Para ser recitada en tiempos de calamidad (delante de un crucifijo si es posible). Esta oración fue compuesta por la Beata Melanie Calvat, Mensajera de Nuestra Señora de La Salette.

Padre Eterno, ¡contempla a Tu Hijo Jesucristo crucificado por nosotros! En Su nombre y por Sus méritos, ten misericordia de nosotros pobres pecadores, porque nos arrepentimos y nos volvemos a Tu infinita misericordia. Deje que le toquemos, tenga piedad de nosotros que somos Su herencia. No violes, Señor, el pacto que hiciste: conceder la oración que Tus hijos Te hacen.
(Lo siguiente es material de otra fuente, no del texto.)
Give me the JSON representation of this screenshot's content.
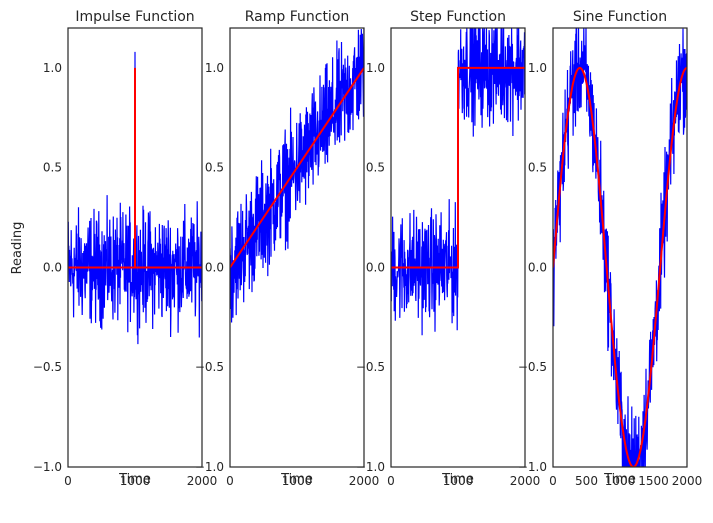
{
  "figure": {
    "ylabel": "Reading",
    "colors": {
      "noisy": "#0000ff",
      "clean": "#ff0000",
      "frame": "#262626"
    }
  },
  "chart_data": [
    {
      "type": "line",
      "title": "Impulse Function",
      "xlabel": "Time",
      "ylabel": "Reading",
      "xlim": [
        0,
        2000
      ],
      "ylim": [
        -1.0,
        1.2
      ],
      "xticks": [
        0,
        1000,
        2000
      ],
      "yticks": [
        -1.0,
        -0.5,
        0.0,
        0.5,
        1.0
      ],
      "xtick_labels": [
        "0",
        "1000",
        "2000"
      ],
      "ytick_labels": [
        "−1.0",
        "−0.5",
        "0.0",
        "0.5",
        "1.0"
      ],
      "noise_amplitude": 0.3,
      "series": [
        {
          "role": "noisy",
          "color": "#0000ff",
          "description": "clean signal plus noise"
        },
        {
          "role": "clean",
          "color": "#ff0000",
          "x": [
            0,
            1000,
            1000,
            1000,
            2000
          ],
          "y": [
            0,
            0,
            1.0,
            0,
            0
          ]
        }
      ],
      "peak_noisy_value": 1.08
    },
    {
      "type": "line",
      "title": "Ramp Function",
      "xlabel": "Time",
      "ylabel": "",
      "xlim": [
        0,
        2000
      ],
      "ylim": [
        -1.0,
        1.2
      ],
      "xticks": [
        0,
        1000,
        2000
      ],
      "yticks": [
        -1.0,
        -0.5,
        0.0,
        0.5,
        1.0
      ],
      "xtick_labels": [
        "0",
        "1000",
        "2000"
      ],
      "ytick_labels": [
        "−1.0",
        "−0.5",
        "0.0",
        "0.5",
        "1.0"
      ],
      "noise_amplitude": 0.3,
      "series": [
        {
          "role": "noisy",
          "color": "#0000ff",
          "description": "clean signal plus noise"
        },
        {
          "role": "clean",
          "color": "#ff0000",
          "x": [
            0,
            2000
          ],
          "y": [
            0,
            1.0
          ]
        }
      ]
    },
    {
      "type": "line",
      "title": "Step Function",
      "xlabel": "Time",
      "ylabel": "",
      "xlim": [
        0,
        2000
      ],
      "ylim": [
        -1.0,
        1.2
      ],
      "xticks": [
        0,
        1000,
        2000
      ],
      "yticks": [
        -1.0,
        -0.5,
        0.0,
        0.5,
        1.0
      ],
      "xtick_labels": [
        "0",
        "1000",
        "2000"
      ],
      "ytick_labels": [
        "−1.0",
        "−0.5",
        "0.0",
        "0.5",
        "1.0"
      ],
      "noise_amplitude": 0.3,
      "series": [
        {
          "role": "noisy",
          "color": "#0000ff",
          "description": "clean signal plus noise"
        },
        {
          "role": "clean",
          "color": "#ff0000",
          "x": [
            0,
            1000,
            1000,
            2000
          ],
          "y": [
            0,
            0,
            1.0,
            1.0
          ]
        }
      ]
    },
    {
      "type": "line",
      "title": "Sine Function",
      "xlabel": "Time",
      "ylabel": "",
      "xlim": [
        0,
        2000
      ],
      "ylim": [
        -1.0,
        1.2
      ],
      "xticks": [
        0,
        500,
        1000,
        1500,
        2000
      ],
      "yticks": [
        -1.0,
        -0.5,
        0.0,
        0.5,
        1.0
      ],
      "xtick_labels": [
        "0",
        "500",
        "1000",
        "1500",
        "2000"
      ],
      "ytick_labels": [
        "−1.0",
        "−0.5",
        "0.0",
        "0.5",
        "1.0"
      ],
      "noise_amplitude": 0.3,
      "series": [
        {
          "role": "noisy",
          "color": "#0000ff",
          "description": "clean signal plus noise"
        },
        {
          "role": "clean",
          "color": "#ff0000",
          "function": "sin",
          "amplitude": 1.0,
          "period": 1600
        }
      ]
    }
  ]
}
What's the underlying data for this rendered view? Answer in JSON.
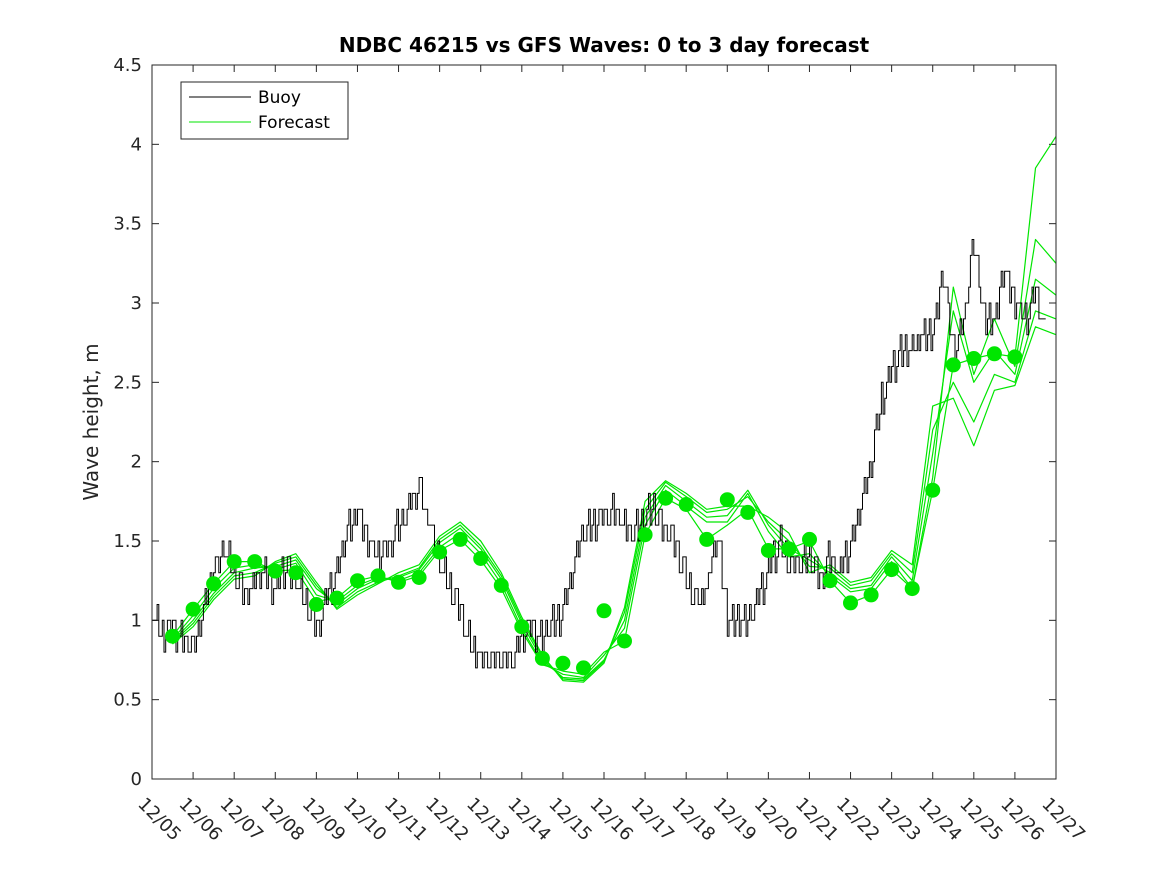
{
  "chart_data": {
    "type": "line",
    "title": "NDBC 46215 vs GFS Waves: 0 to 3 day forecast",
    "xlabel": "",
    "ylabel": "Wave height, m",
    "ylim": [
      0,
      4.5
    ],
    "yticks": [
      0,
      0.5,
      1,
      1.5,
      2,
      2.5,
      3,
      3.5,
      4,
      4.5
    ],
    "ytick_labels": [
      "0",
      "0.5",
      "1",
      "1.5",
      "2",
      "2.5",
      "3",
      "3.5",
      "4",
      "4.5"
    ],
    "xlim": [
      0,
      22
    ],
    "x_units": "days since 12/05",
    "xtick_labels": [
      "12/05",
      "12/06",
      "12/07",
      "12/08",
      "12/09",
      "12/10",
      "12/11",
      "12/12",
      "12/13",
      "12/14",
      "12/15",
      "12/16",
      "12/17",
      "12/18",
      "12/19",
      "12/20",
      "12/21",
      "12/22",
      "12/23",
      "12/24",
      "12/25",
      "12/26",
      "12/27"
    ],
    "legend": {
      "placement": "top-left",
      "entries": [
        "Buoy",
        "Forecast"
      ]
    },
    "colors": {
      "buoy": "#000000",
      "forecast": "#00e600"
    },
    "buoy_series": {
      "name": "Buoy",
      "x": [
        0,
        0.25,
        0.5,
        0.75,
        1,
        1.25,
        1.5,
        1.75,
        2,
        2.25,
        2.5,
        2.75,
        3,
        3.25,
        3.5,
        3.75,
        4,
        4.25,
        4.5,
        4.75,
        5,
        5.25,
        5.5,
        5.75,
        6,
        6.25,
        6.5,
        6.75,
        7,
        7.25,
        7.5,
        7.75,
        8,
        8.25,
        8.5,
        8.75,
        9,
        9.25,
        9.5,
        9.75,
        10,
        10.25,
        10.5,
        10.75,
        11,
        11.25,
        11.5,
        11.75,
        12,
        12.25,
        12.5,
        12.75,
        13,
        13.25,
        13.5,
        13.75,
        14,
        14.25,
        14.5,
        14.75,
        15,
        15.25,
        15.5,
        15.75,
        16,
        16.25,
        16.5,
        16.75,
        17,
        17.25,
        17.5,
        17.75,
        18,
        18.25,
        18.5,
        18.75,
        19,
        19.25,
        19.5,
        19.75,
        20,
        20.25,
        20.5,
        20.75,
        21,
        21.25,
        21.5,
        21.75
      ],
      "y": [
        1.05,
        0.9,
        0.95,
        0.85,
        0.85,
        1.05,
        1.3,
        1.45,
        1.3,
        1.15,
        1.25,
        1.3,
        1.2,
        1.35,
        1.25,
        1.1,
        0.95,
        1.15,
        1.3,
        1.55,
        1.7,
        1.5,
        1.4,
        1.45,
        1.6,
        1.7,
        1.85,
        1.6,
        1.35,
        1.2,
        1.05,
        0.85,
        0.75,
        0.75,
        0.75,
        0.75,
        0.9,
        0.95,
        0.9,
        1.0,
        1.05,
        1.35,
        1.55,
        1.6,
        1.65,
        1.7,
        1.6,
        1.55,
        1.65,
        1.7,
        1.55,
        1.5,
        1.25,
        1.1,
        1.2,
        1.55,
        1.0,
        1.0,
        1.0,
        1.15,
        1.3,
        1.5,
        1.35,
        1.35,
        1.4,
        1.25,
        1.4,
        1.3,
        1.5,
        1.7,
        2.0,
        2.4,
        2.6,
        2.7,
        2.7,
        2.8,
        2.8,
        3.2,
        2.7,
        2.9,
        3.4,
        2.9,
        2.9,
        3.2,
        3.0,
        2.9,
        3.1,
        2.8
      ]
    },
    "forecast_markers": {
      "name": "Forecast",
      "x": [
        0.5,
        1,
        1.5,
        2,
        2.5,
        3,
        3.5,
        4,
        4.5,
        5,
        5.5,
        6,
        6.5,
        7,
        7.5,
        8,
        8.5,
        9,
        9.5,
        10,
        10.5,
        11,
        11.5,
        12,
        12.5,
        13,
        13.5,
        14,
        14.5,
        15,
        15.5,
        16,
        16.5,
        17,
        17.5,
        18,
        18.5,
        19,
        19.5,
        20,
        20.5,
        21
      ],
      "y": [
        0.9,
        1.07,
        1.23,
        1.37,
        1.37,
        1.31,
        1.3,
        1.1,
        1.14,
        1.25,
        1.28,
        1.24,
        1.27,
        1.43,
        1.51,
        1.39,
        1.22,
        0.96,
        0.76,
        0.73,
        0.7,
        1.06,
        0.87,
        1.54,
        1.77,
        1.73,
        1.51,
        1.76,
        1.68,
        1.44,
        1.45,
        1.51,
        1.25,
        1.11,
        1.16,
        1.32,
        1.2,
        1.82,
        2.61,
        2.65,
        2.68,
        2.66
      ]
    },
    "forecast_runs": [
      {
        "name": "run-1",
        "x": [
          0.5,
          1,
          1.5,
          2,
          2.5,
          3,
          3.5,
          4,
          4.5,
          5,
          5.5,
          6,
          6.5,
          7,
          7.5,
          8,
          8.5,
          9,
          9.5,
          10,
          10.5,
          11,
          11.5,
          12,
          12.5,
          13,
          13.5,
          14,
          14.5,
          15,
          15.5,
          16,
          16.5,
          17,
          17.5,
          18,
          18.5,
          19,
          19.5,
          20,
          20.5,
          21,
          21.5,
          22
        ],
        "y": [
          0.9,
          1.07,
          1.23,
          1.37,
          1.37,
          1.31,
          1.32,
          1.12,
          1.14,
          1.25,
          1.28,
          1.24,
          1.28,
          1.44,
          1.51,
          1.38,
          1.2,
          0.93,
          0.72,
          0.68,
          0.66,
          0.8,
          0.87,
          1.54,
          1.77,
          1.7,
          1.51,
          1.6,
          1.7,
          1.45,
          1.45,
          1.5,
          1.25,
          1.11,
          1.16,
          1.32,
          1.2,
          1.82,
          2.61,
          2.65,
          2.68,
          2.66,
          3.85,
          4.05
        ]
      },
      {
        "name": "run-2",
        "x": [
          0.5,
          1,
          1.5,
          2,
          2.5,
          3,
          3.5,
          4,
          4.5,
          5,
          5.5,
          6,
          6.5,
          7,
          7.5,
          8,
          8.5,
          9,
          9.5,
          10,
          10.5,
          11,
          11.5,
          12,
          12.5,
          13,
          13.5,
          14,
          14.5,
          15,
          15.5,
          16,
          16.5,
          17,
          17.5,
          18,
          18.5,
          19,
          19.5,
          20,
          20.5,
          21,
          21.5,
          22
        ],
        "y": [
          0.88,
          1.03,
          1.2,
          1.33,
          1.35,
          1.32,
          1.36,
          1.16,
          1.12,
          1.22,
          1.27,
          1.25,
          1.3,
          1.46,
          1.55,
          1.42,
          1.23,
          0.95,
          0.73,
          0.66,
          0.64,
          0.78,
          0.95,
          1.6,
          1.82,
          1.72,
          1.62,
          1.62,
          1.8,
          1.56,
          1.4,
          1.42,
          1.28,
          1.18,
          1.2,
          1.37,
          1.2,
          1.9,
          3.1,
          2.55,
          2.9,
          2.6,
          3.4,
          3.25
        ]
      },
      {
        "name": "run-3",
        "x": [
          0.5,
          1,
          1.5,
          2,
          2.5,
          3,
          3.5,
          4,
          4.5,
          5,
          5.5,
          6,
          6.5,
          7,
          7.5,
          8,
          8.5,
          9,
          9.5,
          10,
          10.5,
          11,
          11.5,
          12,
          12.5,
          13,
          13.5,
          14,
          14.5,
          15,
          15.5,
          16,
          16.5,
          17,
          17.5,
          18,
          18.5,
          19,
          19.5,
          20,
          20.5,
          21,
          21.5,
          22
        ],
        "y": [
          0.87,
          1.0,
          1.17,
          1.3,
          1.33,
          1.34,
          1.38,
          1.2,
          1.1,
          1.2,
          1.26,
          1.27,
          1.32,
          1.49,
          1.58,
          1.45,
          1.26,
          0.98,
          0.75,
          0.64,
          0.63,
          0.75,
          1.0,
          1.65,
          1.85,
          1.75,
          1.65,
          1.66,
          1.82,
          1.6,
          1.45,
          1.38,
          1.3,
          1.2,
          1.22,
          1.4,
          1.25,
          2.05,
          2.95,
          2.5,
          2.7,
          2.55,
          3.15,
          3.05
        ]
      },
      {
        "name": "run-4",
        "x": [
          0.5,
          1,
          1.5,
          2,
          2.5,
          3,
          3.5,
          4,
          4.5,
          5,
          5.5,
          6,
          6.5,
          7,
          7.5,
          8,
          8.5,
          9,
          9.5,
          10,
          10.5,
          11,
          11.5,
          12,
          12.5,
          13,
          13.5,
          14,
          14.5,
          15,
          15.5,
          16,
          16.5,
          17,
          17.5,
          18,
          18.5,
          19,
          19.5,
          20,
          20.5,
          21,
          21.5,
          22
        ],
        "y": [
          0.86,
          0.98,
          1.15,
          1.28,
          1.3,
          1.36,
          1.4,
          1.22,
          1.08,
          1.18,
          1.24,
          1.28,
          1.33,
          1.51,
          1.6,
          1.47,
          1.28,
          1.0,
          0.77,
          0.63,
          0.62,
          0.74,
          1.05,
          1.7,
          1.87,
          1.78,
          1.68,
          1.7,
          1.78,
          1.62,
          1.5,
          1.34,
          1.33,
          1.22,
          1.25,
          1.42,
          1.3,
          2.2,
          2.5,
          2.25,
          2.55,
          2.5,
          2.95,
          2.9
        ]
      },
      {
        "name": "run-5",
        "x": [
          0.5,
          1,
          1.5,
          2,
          2.5,
          3,
          3.5,
          4,
          4.5,
          5,
          5.5,
          6,
          6.5,
          7,
          7.5,
          8,
          8.5,
          9,
          9.5,
          10,
          10.5,
          11,
          11.5,
          12,
          12.5,
          13,
          13.5,
          14,
          14.5,
          15,
          15.5,
          16,
          16.5,
          17,
          17.5,
          18,
          18.5,
          19,
          19.5,
          20,
          20.5,
          21,
          21.5,
          22
        ],
        "y": [
          0.85,
          0.96,
          1.13,
          1.26,
          1.28,
          1.37,
          1.42,
          1.24,
          1.07,
          1.16,
          1.23,
          1.3,
          1.35,
          1.53,
          1.62,
          1.5,
          1.3,
          1.02,
          0.78,
          0.62,
          0.61,
          0.73,
          1.08,
          1.75,
          1.88,
          1.8,
          1.7,
          1.72,
          1.72,
          1.65,
          1.55,
          1.3,
          1.35,
          1.24,
          1.27,
          1.44,
          1.35,
          2.35,
          2.4,
          2.1,
          2.45,
          2.48,
          2.85,
          2.8
        ]
      }
    ]
  }
}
Es cierto que por nuestras grandes iniquidades hemos ofendido Tu Justicia, pero Tú, Dios mío, que eres bueno por naturaleza, deja que brille la grandeza de Tu infinita misericordia. Señor, si Te acuerdas de nuestras iniquidades, ¿quién podrá permanecer ante ti? Señor, confesamos que somos muy culpables y que son nuestros pecados los que nos han traído estas plagas. Pero Tú, Señor, que has querido que cada día Te llamemos Padre Nuestro, mira ahora la gran aflicción de Tus hijos, y líbranos de tan grandes aflicciones. Oh, ten piedad, oh Dios mío, por los méritos de Jesucristo, ten piedad por el amor que Te tienes a Ti mismo; por el amor de la Virgen María «nuestra Madre», ¡perdónanos!
Recuerda, oh Señor, que somos llamados Tu pueblo, ten piedad de la locura humana. Envía un rayo de Tu luz divina que disipe las tinieblas de nuestra inteligencia, y que nuestra alma enmendada cambie sus caminos y no sature más de amargura el Corazón de su Dios!
Señor, sólo la mano de Tu infinita misericordia puede salvarnos de tantos flagelos. Señor, estamos embriagados de aflicciones internas y externas, ¡tenga piedad de nosotros! Aparta, Señor, Tu rostro de nuestros pecados y mira a Jesucristo que Te ha dado satisfacción sufriendo y muriendo por nosotros, ¡Él es Tu Hijo! Y así celebraremos Tu infinita misericordia.
¡Deprisa, escúchanos, Señor, de lo contrario nuestro valor se verá muy disminuido, ya que hemos caído en un estado tan miserable! Rápido, Señor, déjanos sentir Tu misericordia, porque sólo esperamos en Ti, que eres nuestro Padre, nuestro Creador, y que debes preservar y salvar a los que son Tuyos para siempre.
–Castellammare, Febrero 1884

Jesús mío, perdón y misericordia: por los méritos de Vuestras Santas Llagas y los sufrimientos de Vuestra Santísima Madre.